In the case of VA, you have foreign airlines who now own 80% of the listed entity, there is some trust thingy that says it is under 50% for international. At one point there was a separate board but that hasn't been mentioned since, and everything seems to be run out of the same building.
--

As for QF International, the rot is in and extremely difficult to turn around. International aviation is a tough game - lots of competitors (far more than in the old days when it was predominately the western nations with airlines) with access to the same planes, roughly the same fuel cost etc - so controlling little things becomes important.
Negatives for Qantas International
- High management cost (look at Aus salaries v Asian equivs)
- Higher tech and FA costs (particularly v Asian/Emirates equivs)
- Stricter OH&S policies on workforce (compare flying hours for example)
- Higher maintenance costs (although higher quality)
- Higher home airport costs (thanks to privatisation and not having government owned/supported airports)
- Worse aircraft depreciation policies
- Higher corporate tax rates
- Home bases not located at a hub that can reach most of the world
- Home bases not located close to major jet fuel producing facilities
Positives
- Great reach in its FF scheme, but reality is this is really only attractive to high tier elites, and at some point $$ rules
- Large number of corporate contracts thanks to domestic network
- Natural domestic feed
- Good brand and safety record

While Qantas does have a lot of positives, unless you can address a chunk of the negatives it is a tough game to make money when Joe Blogs only cares about the $ cost of the flight.
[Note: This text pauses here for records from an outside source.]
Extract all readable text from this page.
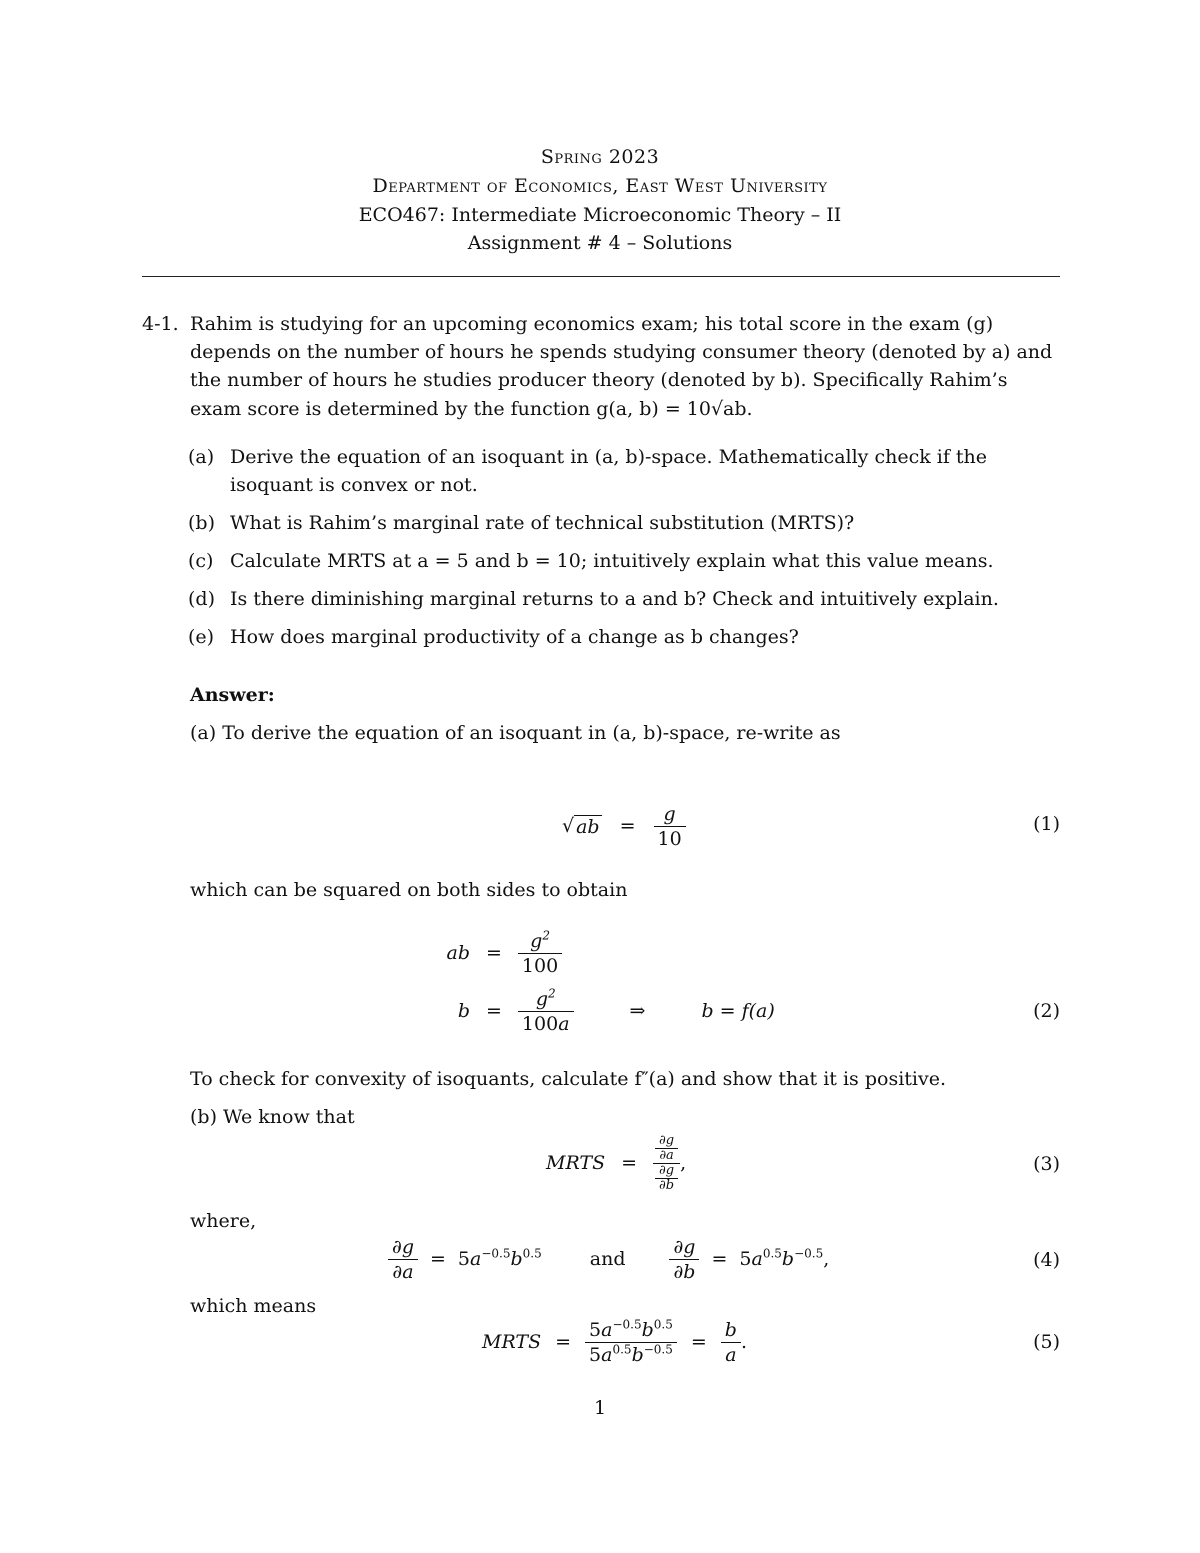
Spring 2023
Department of Economics, East West University
ECO467: Intermediate Microeconomic Theory – II
Assignment # 4 – Solutions
4-1. Rahim is studying for an upcoming economics exam; his total score in the exam (g)
depends on the number of hours he spends studying consumer theory (denoted by a) and
the number of hours he studies producer theory (denoted by b). Specifically Rahim’s
exam score is determined by the function g(a, b) = 10√ab.
(a) Derive the equation of an isoquant in (a, b)-space. Mathematically check if the
isoquant is convex or not.
(b) What is Rahim’s marginal rate of technical substitution (MRTS)?
(c) Calculate MRTS at a = 5 and b = 10; intuitively explain what this value means.
(d) Is there diminishing marginal returns to a and b? Check and intuitively explain.
(e) How does marginal productivity of a change as b changes?
Answer:
(a) To derive the equation of an isoquant in (a, b)-space, re-write as
√ ab = $\frac{g}{10}$	(1)
which can be squared on both sides to obtain
ab = $\frac{g^2}{100}$
$b = \frac{g^2}{100a}$	⇒	b = f(a)	(2)
To check for convexity of isoquants, calculate f″(a) and show that it is positive.
(b) We know that
MRTS = $\frac{\frac{\partial g}{\partial a}}{\frac{\partial g}{\partial b}}$ ,	(3)
where,
$\frac{\partial g}{\partial a} = 5a^{-0.5}b^{0.5}$	and $\frac{\partial g}{\partial b} = 5a^{0.5}b^{-0.5}$,	(4)
which means
MRTS = $\frac{5a^{-0.5}b^{0.5}}{5a^{0.5}b^{-0.5}} = \frac{b}{a}$ .	(5)
1
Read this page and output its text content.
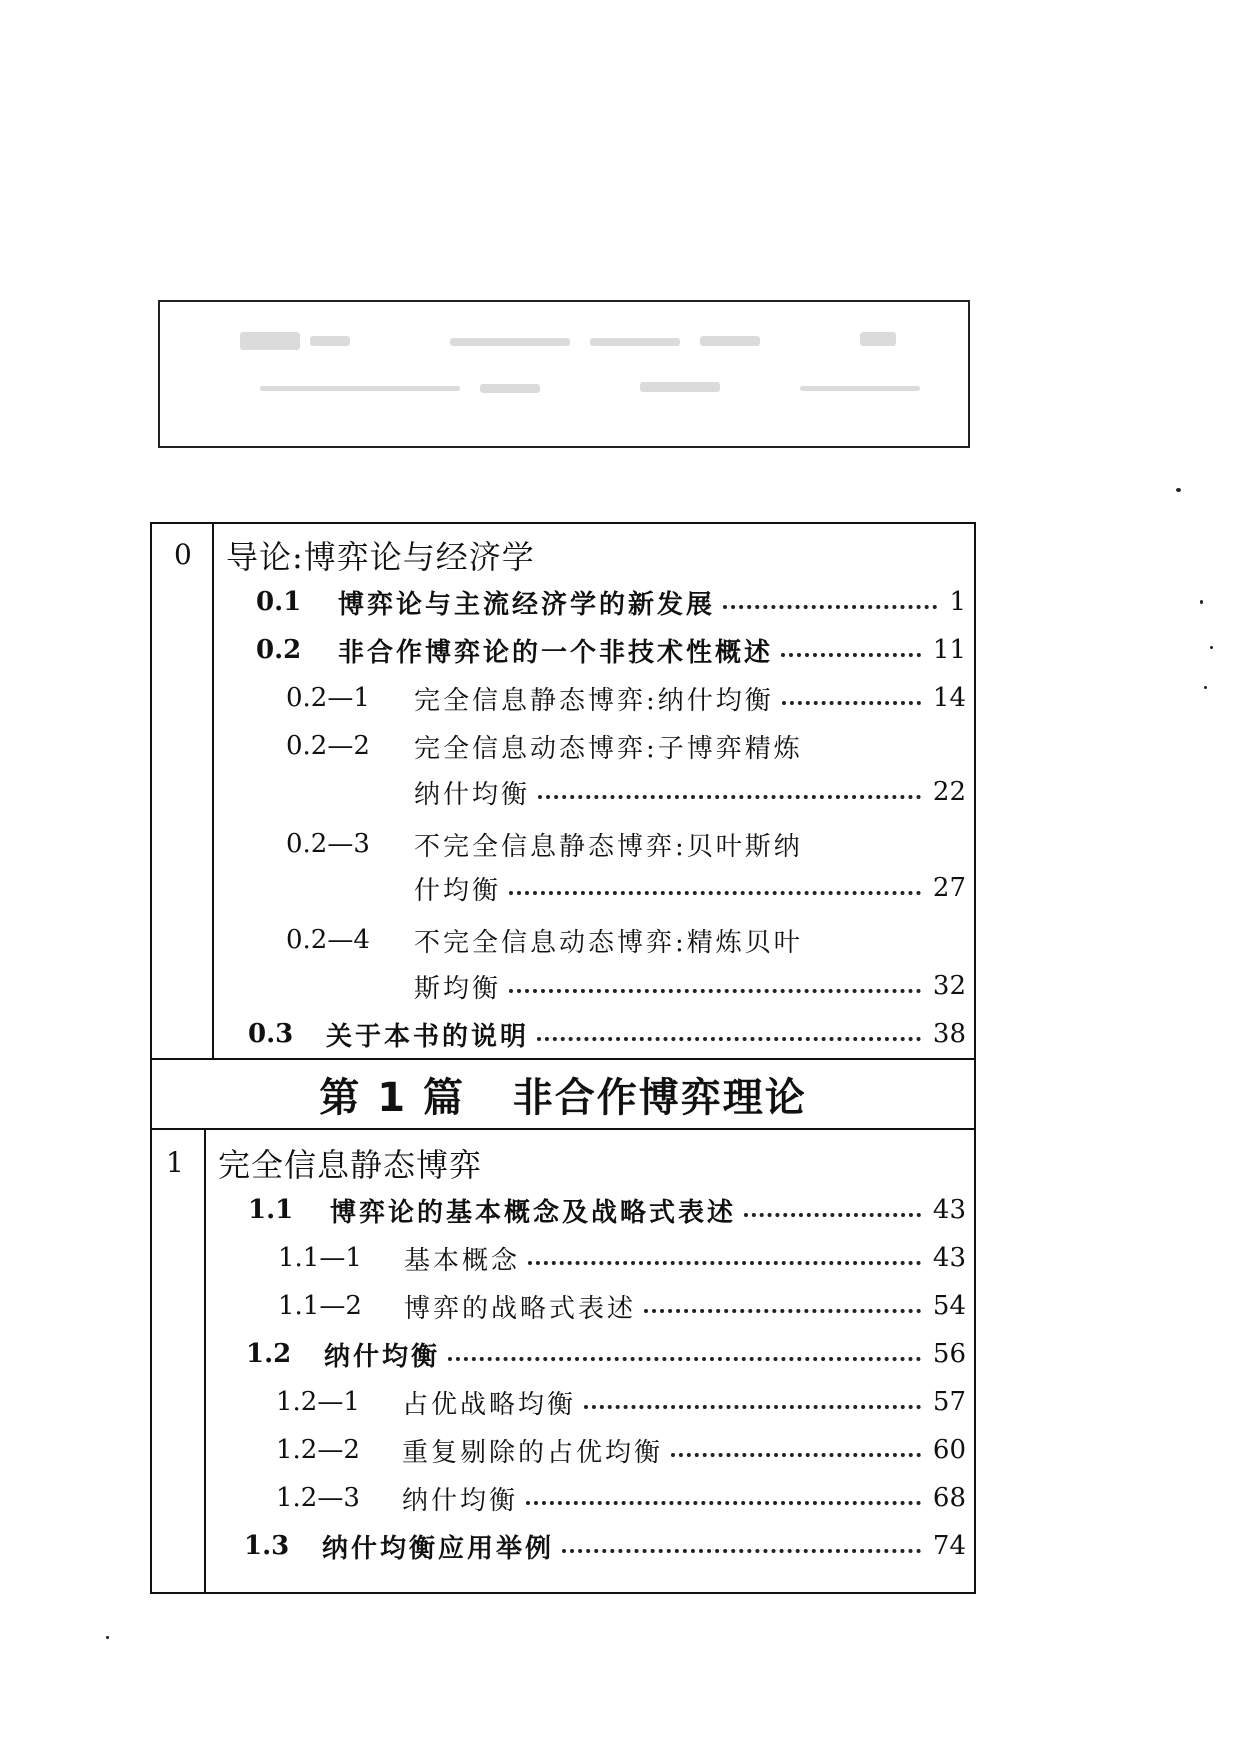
第 1 篇   非合作博弈理论
0 导论:博弈论与经济学
0.1	博弈论与主流经济学的新发展	1
0.2	非合作博弈论的一个非技术性概述	11
0.2—1	完全信息静态博弈:纳什均衡	14
0.2—2	完全信息动态博弈:子博弈精炼
纳什均衡	22
0.2—3	不完全信息静态博弈:贝叶斯纳
什均衡	27
0.2—4	不完全信息动态博弈:精炼贝叶
斯均衡	32
0.3	关于本书的说明	38
1 完全信息静态博弈
1.1	博弈论的基本概念及战略式表述	43
1.1—1	基本概念	43
1.1—2	博弈的战略式表述	54
1.2	纳什均衡	56
1.2—1	占优战略均衡	57
1.2—2	重复剔除的占优均衡	60
1.2—3	纳什均衡	68
1.3	纳什均衡应用举例	74
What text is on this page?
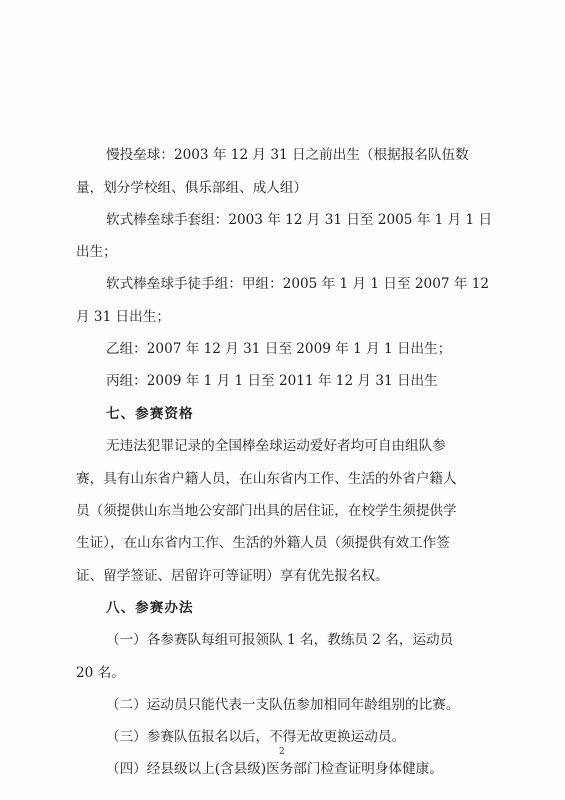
慢投垒球：2003 年 12 月 31 日之前出生（根据报名队伍数
量，划分学校组、俱乐部组、成人组）
软式棒垒球手套组：2003 年 12 月 31 日至 2005 年 1 月 1 日
出生；
软式棒垒球手徒手组：甲组：2005 年 1 月 1 日至 2007 年 12
月 31 日出生；
乙组：2007 年 12 月 31 日至 2009 年 1 月 1 日出生；
丙组：2009 年 1 月 1 日至 2011 年 12 月 31 日出生
七、参赛资格
无违法犯罪记录的全国棒垒球运动爱好者均可自由组队参
赛，具有山东省户籍人员，在山东省内工作、生活的外省户籍人
员（须提供山东当地公安部门出具的居住证，在校学生须提供学
生证），在山东省内工作、生活的外籍人员（须提供有效工作签
证、留学签证、居留许可等证明）享有优先报名权。
八、参赛办法
（一）各参赛队每组可报领队 1 名，教练员 2 名，运动员
20 名。
（二）运动员只能代表一支队伍参加相同年龄组别的比赛。
（三）参赛队伍报名以后，不得无故更换运动员。
（四）经县级以上(含县级)医务部门检查证明身体健康。
2
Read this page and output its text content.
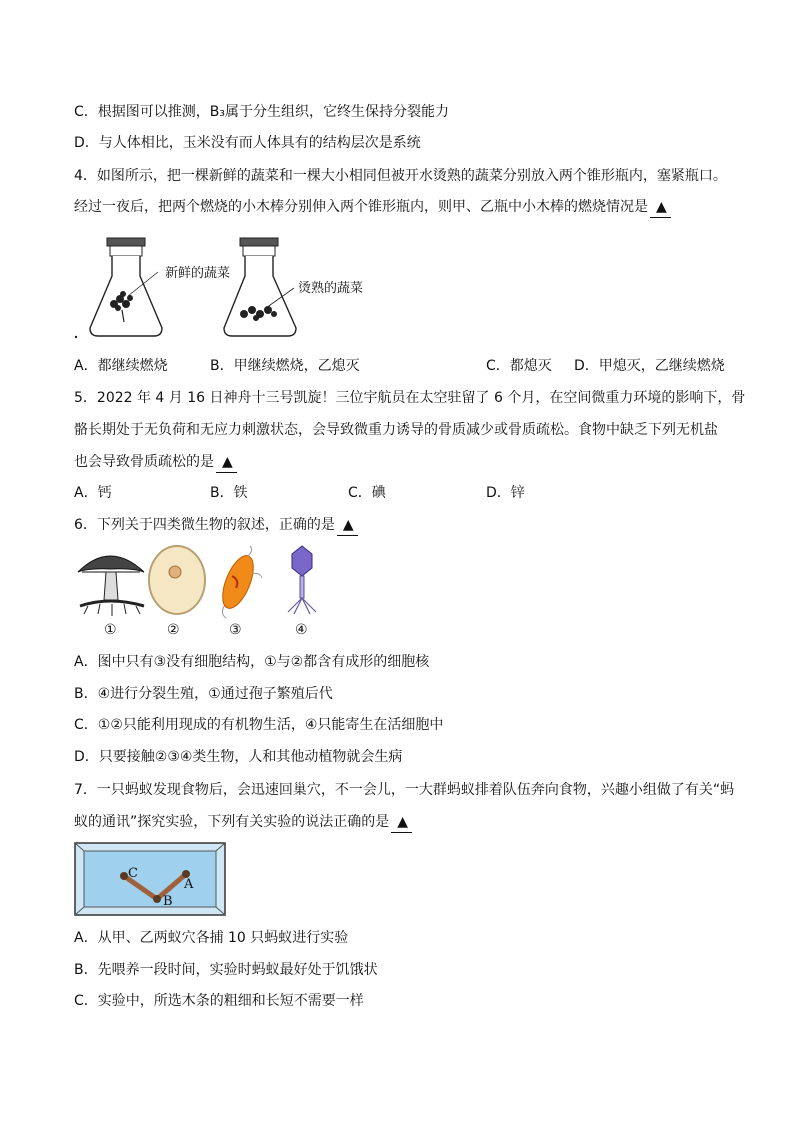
C．根据图可以推测，B₃属于分生组织，它终生保持分裂能力
D．与人体相比，玉米没有而人体具有的结构层次是系统
4．如图所示，把一棵新鲜的蔬菜和一棵大小相同但被开水烫熟的蔬菜分别放入两个锥形瓶内，塞紧瓶口。
经过一夜后，把两个燃烧的小木棒分别伸入两个锥形瓶内，则甲、乙瓶中小木棒的燃烧情况是 ▲
新鲜的蔬菜
烫熟的蔬菜
A．都继续燃烧	B．甲继续燃烧，乙熄灭	C．都熄灭 D．甲熄灭，乙继续燃烧
5．2022 年 4 月 16 日神舟十三号凯旋！三位宇航员在太空驻留了 6 个月，在空间微重力环境的影响下，骨
骼长期处于无负荷和无应力刺激状态，会导致微重力诱导的骨质减少或骨质疏松。食物中缺乏下列无机盐
也会导致骨质疏松的是 ▲
A．钙	B．铁	C．碘	D．锌
6．下列关于四类微生物的叙述，正确的是 ▲
①	②	③	④
A．图中只有③没有细胞结构，①与②都含有成形的细胞核
B．④进行分裂生殖，①通过孢子繁殖后代
C．①②只能利用现成的有机物生活，④只能寄生在活细胞中
D．只要接触②③④类生物，人和其他动植物就会生病
7．一只蚂蚁发现食物后，会迅速回巢穴，不一会儿，一大群蚂蚁排着队伍奔向食物，兴趣小组做了有关“蚂
蚁的通讯”探究实验，下列有关实验的说法正确的是 ▲
C
B
A
A．从甲、乙两蚁穴各捕 10 只蚂蚁进行实验
B．先喂养一段时间，实验时蚂蚁最好处于饥饿状
C．实验中，所选木条的粗细和长短不需要一样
As for the McKinsey theorey - plenty of businesses manage multiple brands, positioned at different points in the market.

If Qantas had not Jetstar, we still would have seen LCCs in this country - Tiger Australia may have entered earlier or RyanAir, or AirAsia (all possible to have 100% owned ops) and Qantas domestic routes would have been given up as they became unprofitable under price competition. The fact that Qantas started Jetstar has made the group stronger and expanded the Australian domestic market, as much as some don't like it.